Not sure I have any solid ideas here, but if you’re going to read the animal-technological schema through a Lacanian lens, it presents itself to me as something approaching an ideological problem, especially since I’m not sure I view posthumanism as anything other than the bourgeois movement that it was when it started in science fiction. I haven’t read Wolfe’s book yet (on my reading list) so I’m not sure how he deals with this issue.

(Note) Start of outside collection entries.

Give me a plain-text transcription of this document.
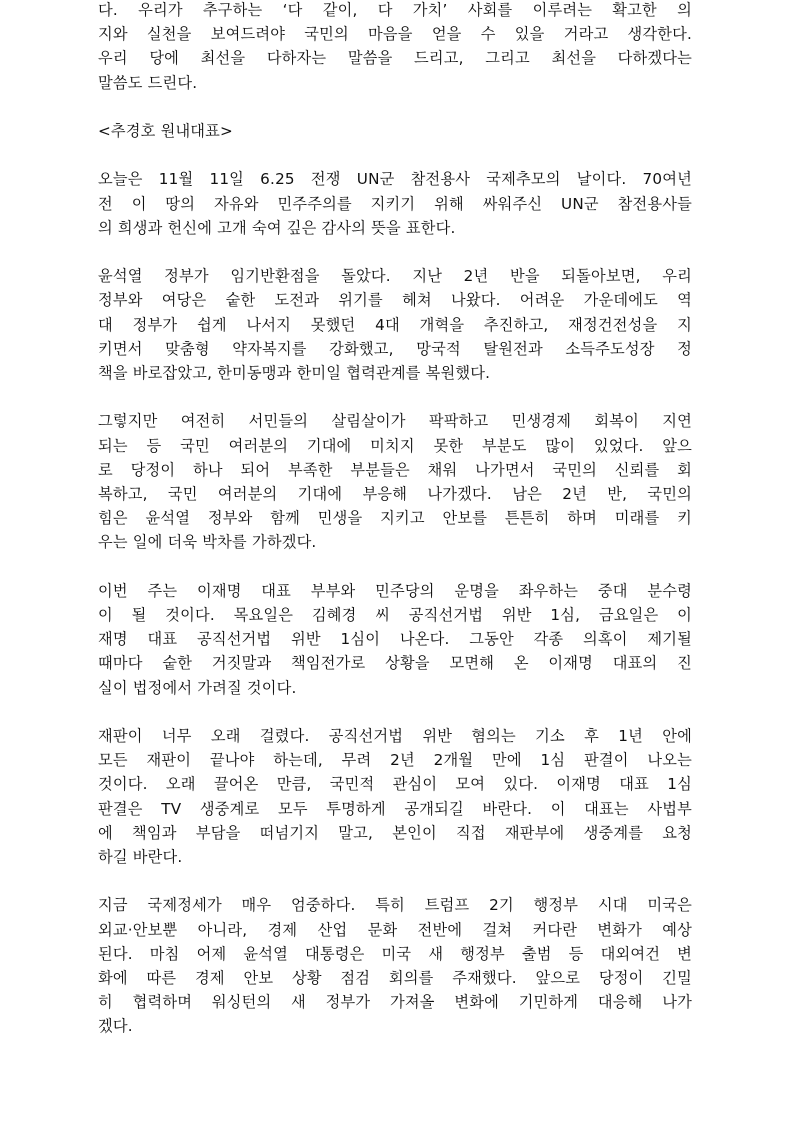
다. 우리가 추구하는 ‘다 같이, 다 가치’ 사회를 이루려는 확고한 의
지와 실천을 보여드려야 국민의 마음을 얻을 수 있을 거라고 생각한다.
우리 당에 최선을 다하자는 말씀을 드리고, 그리고 최선을 다하겠다는
말씀도 드린다.
<추경호 원내대표>
오늘은 11월 11일 6.25 전쟁 UN군 참전용사 국제추모의 날이다. 70여년
전 이 땅의 자유와 민주주의를 지키기 위해 싸워주신 UN군 참전용사들
의 희생과 헌신에 고개 숙여 깊은 감사의 뜻을 표한다.
윤석열 정부가 임기반환점을 돌았다. 지난 2년 반을 되돌아보면, 우리
정부와 여당은 숱한 도전과 위기를 헤쳐 나왔다. 어려운 가운데에도 역
대 정부가 쉽게 나서지 못했던 4대 개혁을 추진하고, 재정건전성을 지
키면서 맞춤형 약자복지를 강화했고, 망국적 탈원전과 소득주도성장 정
책을 바로잡았고, 한미동맹과 한미일 협력관계를 복원했다.
그렇지만 여전히 서민들의 살림살이가 팍팍하고 민생경제 회복이 지연
되는 등 국민 여러분의 기대에 미치지 못한 부분도 많이 있었다. 앞으
로 당정이 하나 되어 부족한 부분들은 채워 나가면서 국민의 신뢰를 회
복하고, 국민 여러분의 기대에 부응해 나가겠다. 남은 2년 반, 국민의
힘은 윤석열 정부와 함께 민생을 지키고 안보를 튼튼히 하며 미래를 키
우는 일에 더욱 박차를 가하겠다.
이번 주는 이재명 대표 부부와 민주당의 운명을 좌우하는 중대 분수령
이 될 것이다. 목요일은 김혜경 씨 공직선거법 위반 1심, 금요일은 이
재명 대표 공직선거법 위반 1심이 나온다. 그동안 각종 의혹이 제기될
때마다 숱한 거짓말과 책임전가로 상황을 모면해 온 이재명 대표의 진
실이 법정에서 가려질 것이다.
재판이 너무 오래 걸렸다. 공직선거법 위반 혐의는 기소 후 1년 안에
모든 재판이 끝나야 하는데, 무려 2년 2개월 만에 1심 판결이 나오는
것이다. 오래 끌어온 만큼, 국민적 관심이 모여 있다. 이재명 대표 1심
판결은 TV 생중계로 모두 투명하게 공개되길 바란다. 이 대표는 사법부
에 책임과 부담을 떠넘기지 말고, 본인이 직접 재판부에 생중계를 요청
하길 바란다.
지금 국제정세가 매우 엄중하다. 특히 트럼프 2기 행정부 시대 미국은
외교·안보뿐 아니라, 경제 산업 문화 전반에 걸쳐 커다란 변화가 예상
된다. 마침 어제 윤석열 대통령은 미국 새 행정부 출범 등 대외여건 변
화에 따른 경제 안보 상황 점검 회의를 주재했다. 앞으로 당정이 긴밀
히 협력하며 워싱턴의 새 정부가 가져올 변화에 기민하게 대응해 나가
겠다.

Thanks, Josh. What I’m suspecting is that, insofar as feminisms offer opportunities to critique the “phallogocentric” at least (and generally do much, much more), animals studies is setting itself alongside the “human” in similar ways (this is what makes animal studies “posthuman”). The problem I see is in often lumping in the “technological” with “the human” from the outset (even conflating them), so that it might ignore the parallel development of technology (among human AND nonhuman animals; oddly, though, animals studies folks frequently love science studies, but presumably not the tech science uses). The goal is not a flattening, I think, like it is in OOO for instance. My guess is that they’d have a real ethical problem with a flat ontology (or with ontology generally). The animal would be other from a masculanized “human” position, I suppose, but the critique of that subject position is the goal, isn’t it? And just as it’s possible for a biological man to “do” feminism, it should be possible for humans to do animal studies.
You might be interested in Quentin Meillassoux’s _After Finitude_, where he takes up some of your concerns in terms of what he calls coorelationism.